Lesson #29: Keep The Drama Onscreen

It is no secret I love daytime soap operas.  I grew up preferring to watch an episode of Days Of Our Lives or Another World to sitting through any cartoon or children's show.  I enjoyed seeing the adult characters confront problems and calamities, and overcome adversities in order to get stronger, wiser, and able to tackle the next disaster.  The implicit message underlying all the soaps of the 70s and 80s was that you too can overcome traumatic hardships in your own life.  The only drawback for me was how I absorbed and digested this message as: you need drama in your life to have meaning and purpose. After all, the happy characters were rarely seen, and I wanted to live my life "onscreen" as much as possible.

So I set out in my teens and twenties to live the conflict-driven life.  I created plenty of secrets, lies, betrayals, stormy relationships, arguments with crescendos, break-ups with tragedy, and always a front burner story line playing out.  If I was not in a situation laden with drama, then I was damn well going to create one by inventing a dispute, a complaint, a grievance, something that would make me have to learn, grow, and change, just like the soap heroines I loved so much.

Soon after turning thirty a horrifying shift occurred.  My external circumstances became situated in a way that made me...happy! I had a great job in Palm Springs, some fabulous friends, good money, and a wonderful family nearby.  Furthermore, I became tired and bored by my own problems-du-jour I was making up.  I was bored telling them, bored hearing them.  I found myself facing the existential crisis of being content and was terrified what that "meant." After all, if Barbara Ryan, Maggie Horton, Lillian Raines, and Bobbie Spencer disappeared whenever they were happy, what was going to happen to me?

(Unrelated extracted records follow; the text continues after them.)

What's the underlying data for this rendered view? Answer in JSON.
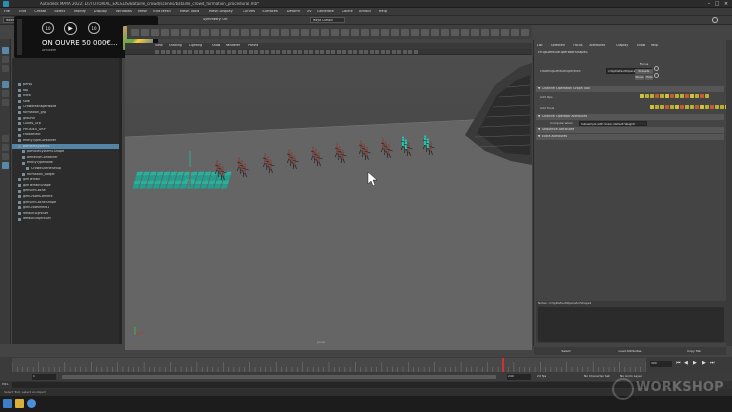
{
  "window": {
    "title": "Autodesk MAYA 2022: D:/TUTORIAL_EXCELIS/Bataille_crowd/scenes/bataille_crowd_formation_procedural.mb*"
  },
  "menus": [
    "File",
    "Edit",
    "Create",
    "Select",
    "Modify",
    "Display",
    "Windows",
    "Mesh",
    "Edit Mesh",
    "Mesh Tools",
    "Mesh Display",
    "Curves",
    "Surfaces",
    "Deform",
    "UV",
    "Generate",
    "Cache",
    "Arnold",
    "Help"
  ],
  "statusline": {
    "mode": "Modeling",
    "symmetry": "Symmetry: Off",
    "workspace": "Maya Classic"
  },
  "media": {
    "title": "ON OUVRE 50 000€...",
    "source": "Amixem",
    "side_icon": "volume-icon",
    "controls": [
      {
        "name": "rewind-10-button",
        "label": "10"
      },
      {
        "name": "play-button",
        "label": "▶"
      },
      {
        "name": "forward-10-button",
        "label": "10"
      }
    ]
  },
  "outliner": {
    "rows": [
      {
        "label": "persp",
        "depth": 0,
        "selected": false
      },
      {
        "label": "top",
        "depth": 0,
        "selected": false
      },
      {
        "label": "front",
        "depth": 0,
        "selected": false
      },
      {
        "label": "side",
        "depth": 0,
        "selected": false
      },
      {
        "label": "CrowdManagerNode",
        "depth": 0,
        "selected": false
      },
      {
        "label": "formation_grp",
        "depth": 0,
        "selected": false
      },
      {
        "label": "ground",
        "depth": 0,
        "selected": false
      },
      {
        "label": "Cubes_Grp",
        "depth": 0,
        "selected": false
      },
      {
        "label": "PROXIES_GRP",
        "depth": 0,
        "selected": false
      },
      {
        "label": "crowdField",
        "depth": 0,
        "selected": false
      },
      {
        "label": "entityTypeContainer",
        "depth": 0,
        "selected": false
      },
      {
        "label": "particleSystem1",
        "depth": 0,
        "selected": true
      },
      {
        "label": "particleSystem1Shape",
        "depth": 1,
        "selected": false
      },
      {
        "label": "behaviorContainer",
        "depth": 1,
        "selected": false
      },
      {
        "label": "entityTypeNode",
        "depth": 1,
        "selected": false
      },
      {
        "label": "CrowdSceneSetup",
        "depth": 2,
        "selected": false
      },
      {
        "label": "formation_target",
        "depth": 1,
        "selected": false
      },
      {
        "label": "glmTerrain",
        "depth": 0,
        "selected": false
      },
      {
        "label": "glmTerrainShape",
        "depth": 0,
        "selected": false
      },
      {
        "label": "glmSimCache",
        "depth": 0,
        "selected": false
      },
      {
        "label": "glmCrowdCamera",
        "depth": 0,
        "selected": false
      },
      {
        "label": "glmSimCacheShape",
        "depth": 0,
        "selected": false
      },
      {
        "label": "glmCrowdField1",
        "depth": 0,
        "selected": false
      },
      {
        "label": "defaultLightSet",
        "depth": 0,
        "selected": false
      },
      {
        "label": "defaultObjectSet",
        "depth": 0,
        "selected": false
      }
    ]
  },
  "viewport": {
    "menus": [
      "View",
      "Shading",
      "Lighting",
      "Show",
      "Renderer",
      "Panels"
    ],
    "camera_label": "persp"
  },
  "attribute_editor": {
    "menus": [
      "List",
      "Selected",
      "Focus",
      "Attributes",
      "Display",
      "Show",
      "Help"
    ],
    "tab": "crOpDefaultOperatorShape1",
    "node_label": "crowdOpDefaultOperator:",
    "node_value": "crOpDefaultOperatorShape1",
    "focus_label": "Focus",
    "presets_label": "Presets",
    "show_label": "Show",
    "hide_label": "Hide",
    "sections": [
      {
        "label": "Channel Operation Graph Tool"
      },
      {
        "label": "Channel Operator Attributes"
      },
      {
        "label": "Sequence Attributes"
      },
      {
        "label": "Extra Attributes"
      }
    ],
    "add_row_labels": [
      "Add Ops",
      "Add Tools"
    ],
    "dropdown_label": "Compute when",
    "dropdown_value": "Subsample with Scale (default Weight)",
    "notes_title": "Notes: crOpDefaultOperatorShape1",
    "buttons": [
      "Select",
      "Load Attributes",
      "Copy Tab"
    ]
  },
  "timeline": {
    "start": "1",
    "end": "240",
    "current": "300",
    "fps": "24 fps",
    "character_set": "No Character Set",
    "anim_layer": "No Anim Layer"
  },
  "mel": {
    "label": "MEL"
  },
  "status_message": "Select Tool: select an object",
  "watermark": {
    "text": "WORKSHOP"
  },
  "colors": {
    "selection": "#5285a6",
    "agent_body": "#7a4a45",
    "agent_highlight": "#1fc7b0",
    "ground": "#6a6a6a"
  }
}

As fate would have it, this was around the same time spiritual practitioner extraordinaire Jacob Glass began doing a lecture series in Palm Springs.  Jacob has an unique way of taking fundamental principles from A Course in Miracles, drawing from New Thought practices of the past one hundred years, adding a pinch of Oprah, a dash of pop culture, and sprinkling with life metaphors from Charlie's Angels.  He was the perfect blend of hope and cynicism that I needed to wake me up to the reality that I had created all the melodrama in my life, and I could stop at any time.  He helped me to understand that I could make conflict and theatrics out of any circumstance if that was my intention.  And most importantly, I learned from him that spirituality, peace, and serenity do not cut all the drama out of your life, they just cut out the cheap drama.

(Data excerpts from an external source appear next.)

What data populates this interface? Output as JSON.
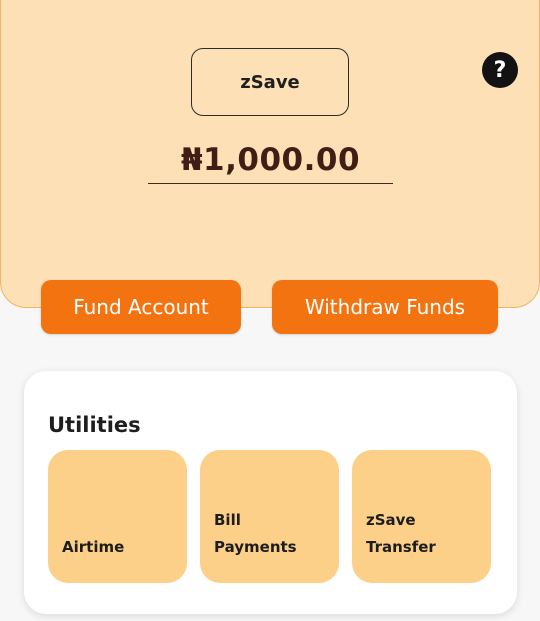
{
  "header": {
    "wallet_name": "zSave",
    "help_icon": "question-mark-icon",
    "balance": "₦1,000.00"
  },
  "actions": {
    "fund_label": "Fund Account",
    "withdraw_label": "Withdraw Funds"
  },
  "utilities": {
    "title": "Utilities",
    "items": [
      {
        "line1": "",
        "line2": "Airtime"
      },
      {
        "line1": "Bill",
        "line2": "Payments"
      },
      {
        "line1": "zSave",
        "line2": "Transfer"
      }
    ]
  },
  "colors": {
    "header_bg": "#fde0b5",
    "accent": "#f37311",
    "tile_bg": "#fdd089",
    "balance_text": "#421d15"
  }
}
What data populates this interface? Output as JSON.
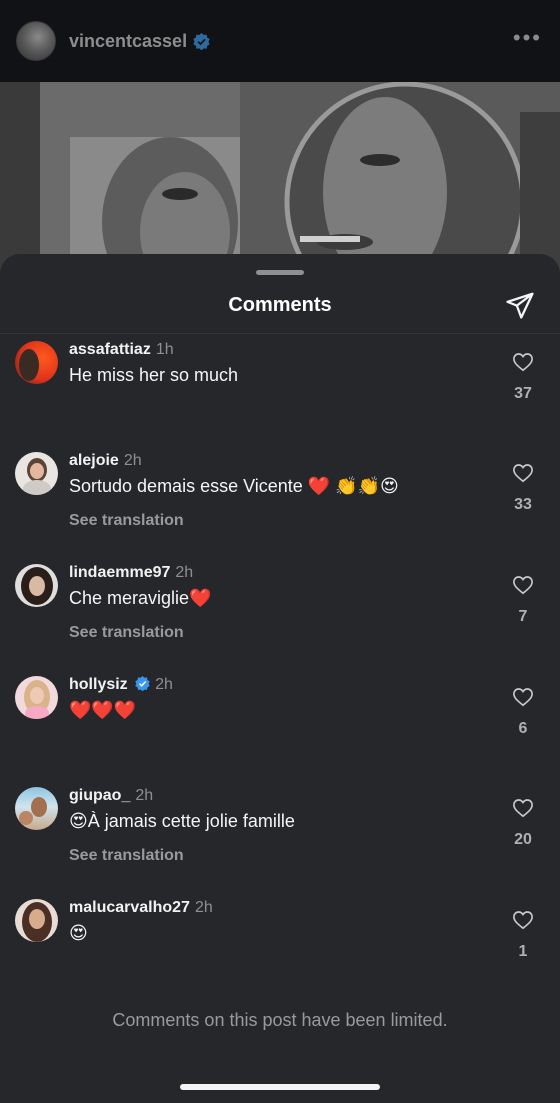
{
  "post": {
    "username": "vincentcassel",
    "verified": true,
    "more_icon": "more-horizontal-icon"
  },
  "sheet": {
    "title": "Comments",
    "share_icon": "paper-plane-icon",
    "limited_notice": "Comments on this post have been limited."
  },
  "comments": [
    {
      "username": "assafattiaz",
      "time": "1h",
      "text": "He miss her so much",
      "translate": "",
      "likes": "37",
      "verified": false
    },
    {
      "username": "alejoie",
      "time": "2h",
      "text": "Sortudo demais esse Vicente ❤️ 👏👏😍",
      "translate": "See translation",
      "likes": "33",
      "verified": false
    },
    {
      "username": "lindaemme97",
      "time": "2h",
      "text": "Che meraviglie❤️",
      "translate": "See translation",
      "likes": "7",
      "verified": false
    },
    {
      "username": "hollysiz",
      "time": "2h",
      "text": "❤️❤️❤️",
      "translate": "",
      "likes": "6",
      "verified": true
    },
    {
      "username": "giupao_",
      "time": "2h",
      "text": "😍À jamais cette jolie famille",
      "translate": "See translation",
      "likes": "20",
      "verified": false
    },
    {
      "username": "malucarvalho27",
      "time": "2h",
      "text": "😍",
      "translate": "",
      "likes": "1",
      "verified": false
    }
  ],
  "colors": {
    "sheet_background": "#26272b",
    "verified_blue": "#3897f0",
    "muted_text": "#9a9a9e"
  }
}
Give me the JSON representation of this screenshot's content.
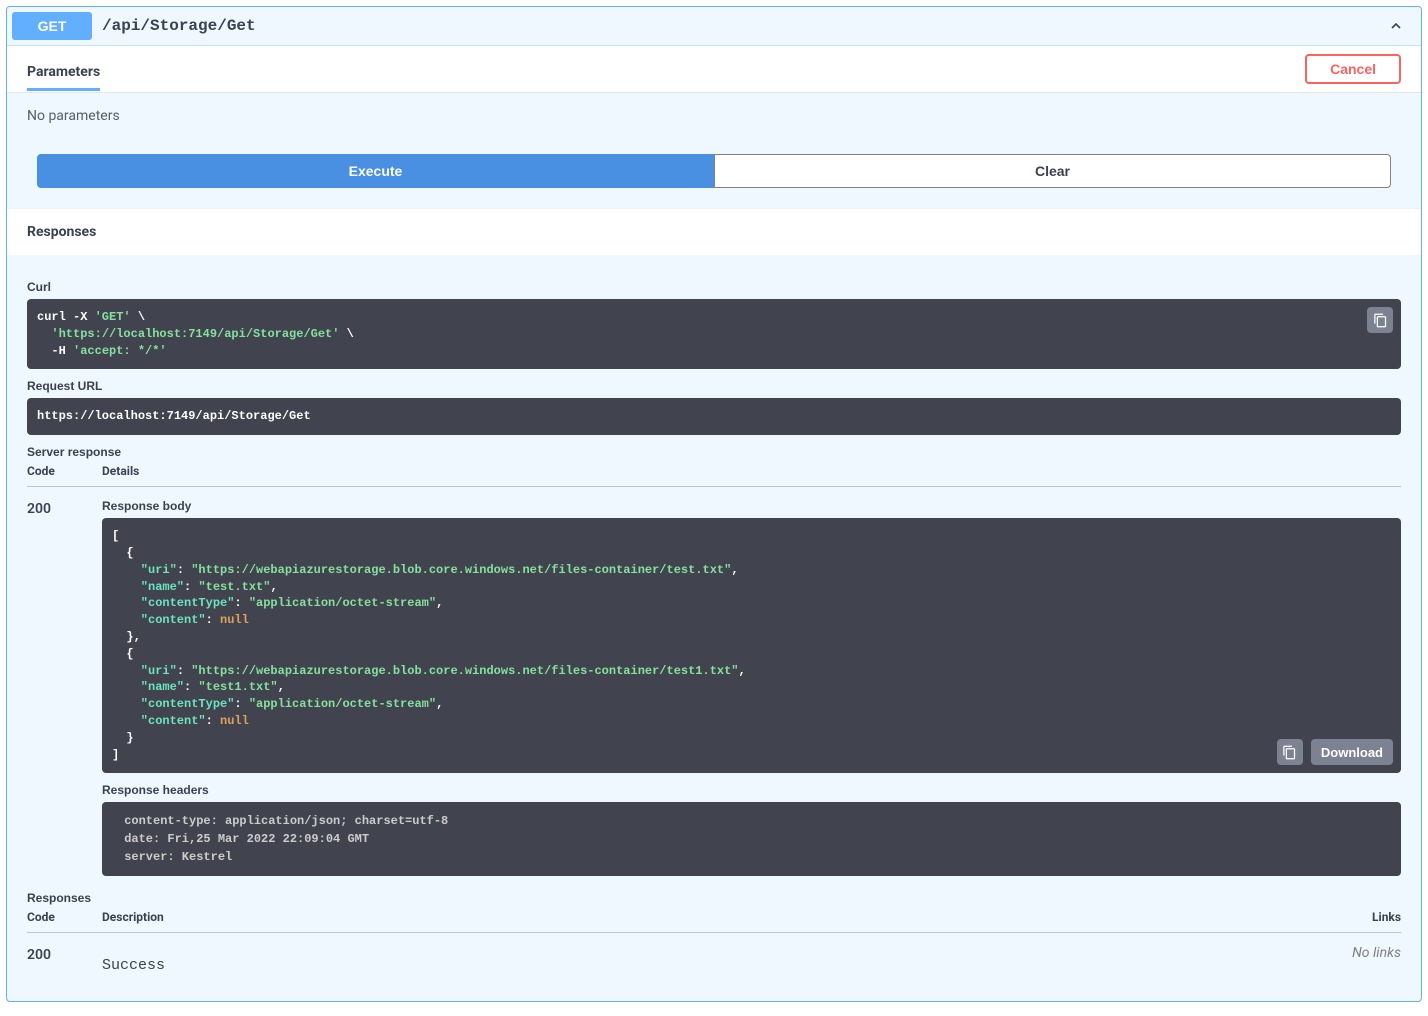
{
  "operation": {
    "method": "GET",
    "path": "/api/Storage/Get"
  },
  "tabs": {
    "parameters": "Parameters",
    "cancel": "Cancel"
  },
  "noParameters": "No parameters",
  "buttons": {
    "execute": "Execute",
    "clear": "Clear",
    "download": "Download"
  },
  "sections": {
    "responses": "Responses",
    "curl": "Curl",
    "requestUrl": "Request URL",
    "serverResponse": "Server response",
    "responseBody": "Response body",
    "responseHeaders": "Response headers",
    "responsesLower": "Responses"
  },
  "curl": {
    "line1": "curl -X ",
    "method": "'GET'",
    "slash1": " \\",
    "url": "'https://localhost:7149/api/Storage/Get'",
    "slash2": " \\",
    "hflag": "  -H ",
    "header": "'accept: */*'"
  },
  "requestUrl": "https://localhost:7149/api/Storage/Get",
  "table": {
    "codeHeader": "Code",
    "detailsHeader": "Details",
    "descHeader": "Description",
    "linksHeader": "Links"
  },
  "serverResp": {
    "code": "200"
  },
  "responseBody": {
    "open": "[",
    "obj1open": "  {",
    "uri1key": "    \"uri\"",
    "uri1val": "\"https://webapiazurestorage.blob.core.windows.net/files-container/test.txt\"",
    "name1key": "    \"name\"",
    "name1val": "\"test.txt\"",
    "ct1key": "    \"contentType\"",
    "ct1val": "\"application/octet-stream\"",
    "content1key": "    \"content\"",
    "content1val": "null",
    "obj1close": "  },",
    "obj2open": "  {",
    "uri2key": "    \"uri\"",
    "uri2val": "\"https://webapiazurestorage.blob.core.windows.net/files-container/test1.txt\"",
    "name2key": "    \"name\"",
    "name2val": "\"test1.txt\"",
    "ct2key": "    \"contentType\"",
    "ct2val": "\"application/octet-stream\"",
    "content2key": "    \"content\"",
    "content2val": "null",
    "obj2close": "  }",
    "close": "]"
  },
  "responseHeaders": " content-type: application/json; charset=utf-8 \n date: Fri,25 Mar 2022 22:09:04 GMT \n server: Kestrel ",
  "docResponses": {
    "code": "200",
    "desc": "Success",
    "noLinks": "No links"
  }
}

It was from learning these lessons that I moved to New York, wrote a book, began my private psychotherapy practice, and have had the opportunity to interview so many of the daytime stars I loved watching when I was growing up.  It was from the decision to eliminate flimsy cheap drama from my life that I have had the clarity of mind, focus, and direction to create so much more.  I still love the drama onscreen, but now have little tolerance for it in day-to-day life. 

Every day I see people on Facebook and Twitter who appear to be inventing conflict for the sake of experiencing turmoil.  I respect their right to create drama, as I had to do it for several decades before I was willing to give it up.  But I can honestly say that choosing serenity and happiness in any set of circumstances has allowed me to experience highs and lows more profound and deep than I ever did when I was younger.  It enables me to embrace turning forty, knowing that I can face future challenges with an authentic sense of resilience, rationality, humor, and hope.  It sets me on the course of having experiences and adventures that will enhance my soul, not dull it. 

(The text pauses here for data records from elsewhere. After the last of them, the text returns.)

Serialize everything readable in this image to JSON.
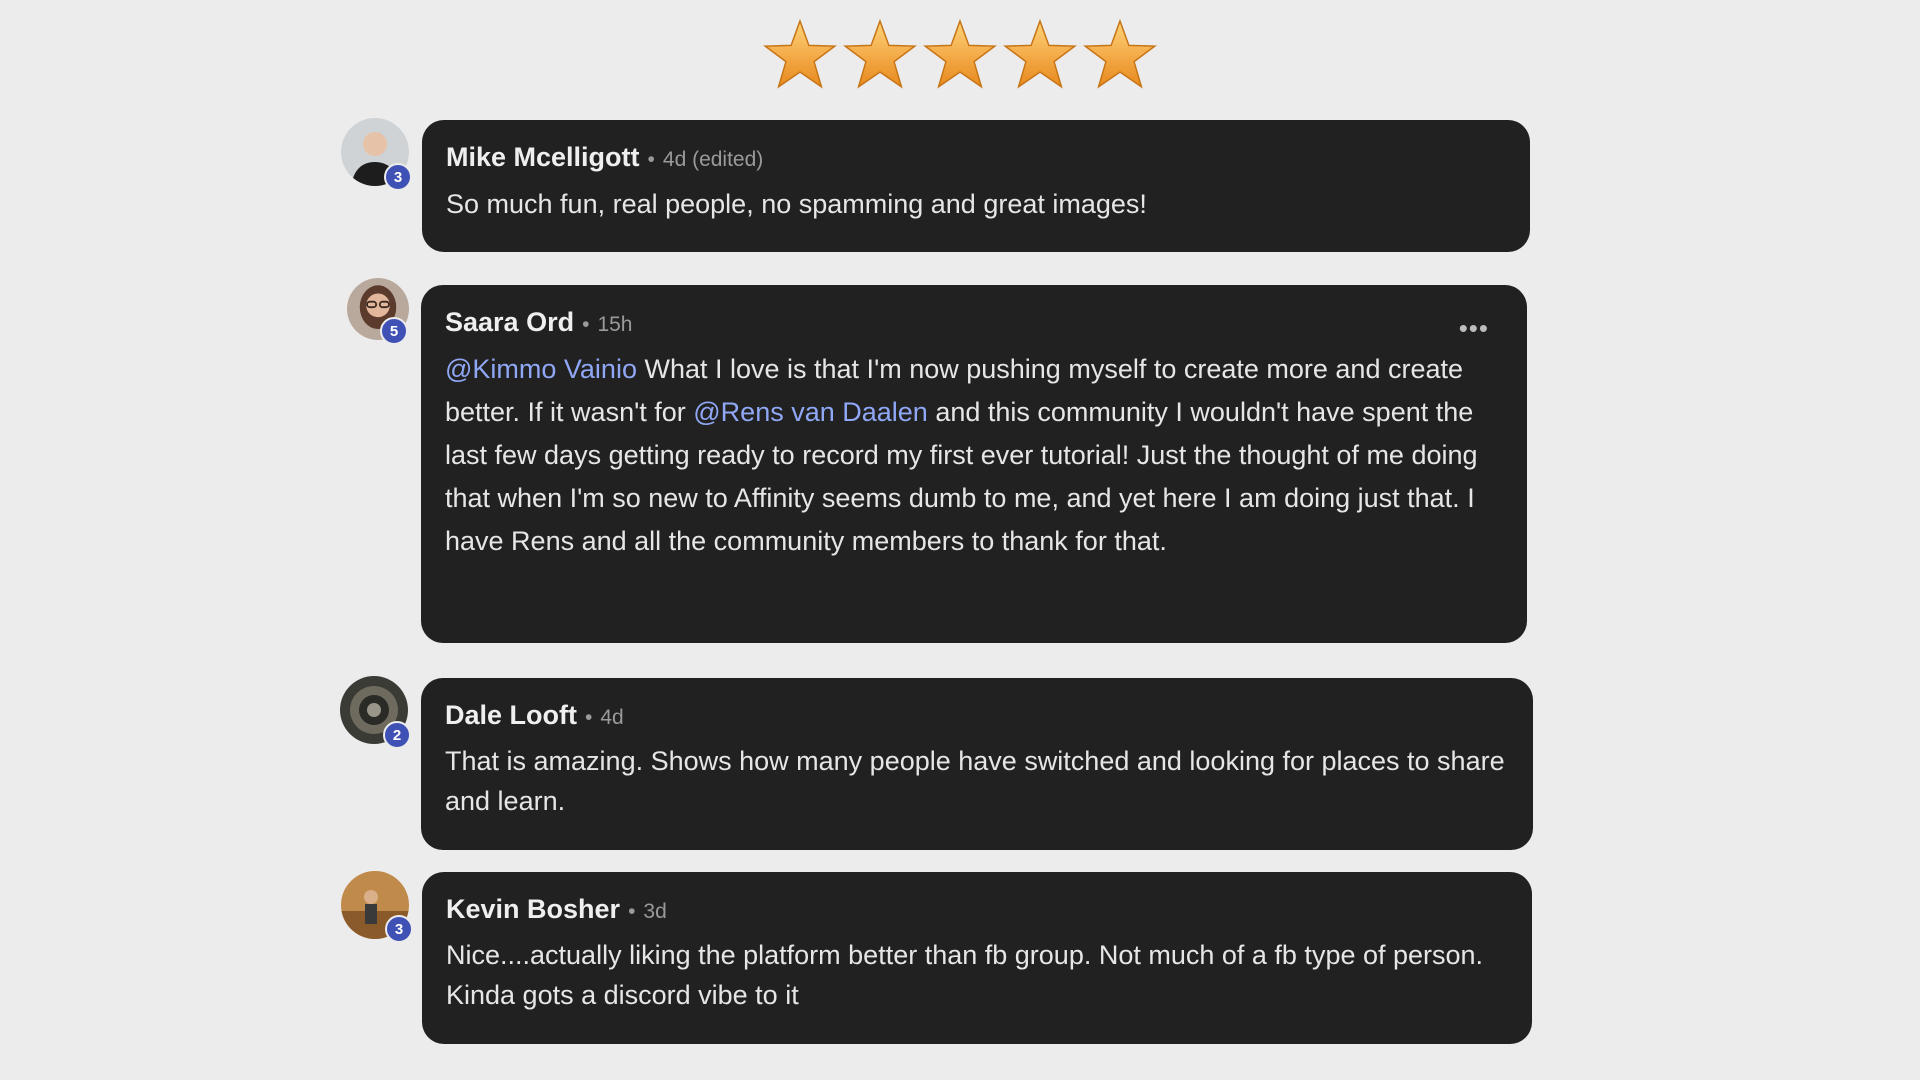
{
  "rating": {
    "stars": 5,
    "max": 5
  },
  "comments": [
    {
      "author": "Mike Mcelligott",
      "meta": "4d (edited)",
      "badge": "3",
      "text": "So much fun, real people, no spamming and great images!"
    },
    {
      "author": "Saara Ord",
      "meta": "15h",
      "badge": "5",
      "more_label": "•••",
      "mention1": "@Kimmo Vainio",
      "text_part1": " What I love is that I'm now pushing myself to create more and create better. If it wasn't for ",
      "mention2": "@Rens van Daalen",
      "text_part2": " and this community I wouldn't have spent the last few days getting ready to record my first ever tutorial! Just the thought of me doing that when I'm so new to Affinity seems dumb to me, and yet here I am doing just that. I have Rens and all the community members to thank for that."
    },
    {
      "author": "Dale Looft",
      "meta": "4d",
      "badge": "2",
      "text": "That is amazing. Shows how many people have switched and looking for places to share and learn."
    },
    {
      "author": "Kevin Bosher",
      "meta": "3d",
      "badge": "3",
      "text": "Nice....actually liking the platform better than fb group. Not much of a fb type of person. Kinda gots a discord vibe to it"
    }
  ],
  "separator": "•",
  "colors": {
    "accent": "#3f51b5",
    "mention": "#8fa7f5",
    "bubble": "#212121",
    "background": "#ececec",
    "star": "#f2a93b"
  }
}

Are you preferring your drama onscreen or off screen? What choices are you making today?

Damon L. Jacobs is a Licensed Marriage Family Therapist seeing individuals and couples in New York City. He specializes in issues related to addiction, ageism, bullying, caretaking fatigue, grief and loss, gay/lesbian issues, stress management, depression, as well as couples in non-traditional arrangements. He is the author of "Absolutely Should-less: The Secret to Living the Stress-Free Life You Deserve." To have him speak with your group, or to schedule a counseling visit, call 347-227-7707, or email at Shouldless@gmail.com

1 comment:

Jacklyn said...

Ahh...Damon....I absolutely agree... Less drama in real life, and more great scenes for our favorite TV characters! A little laughter and fun on the soaps would be a good thing, too.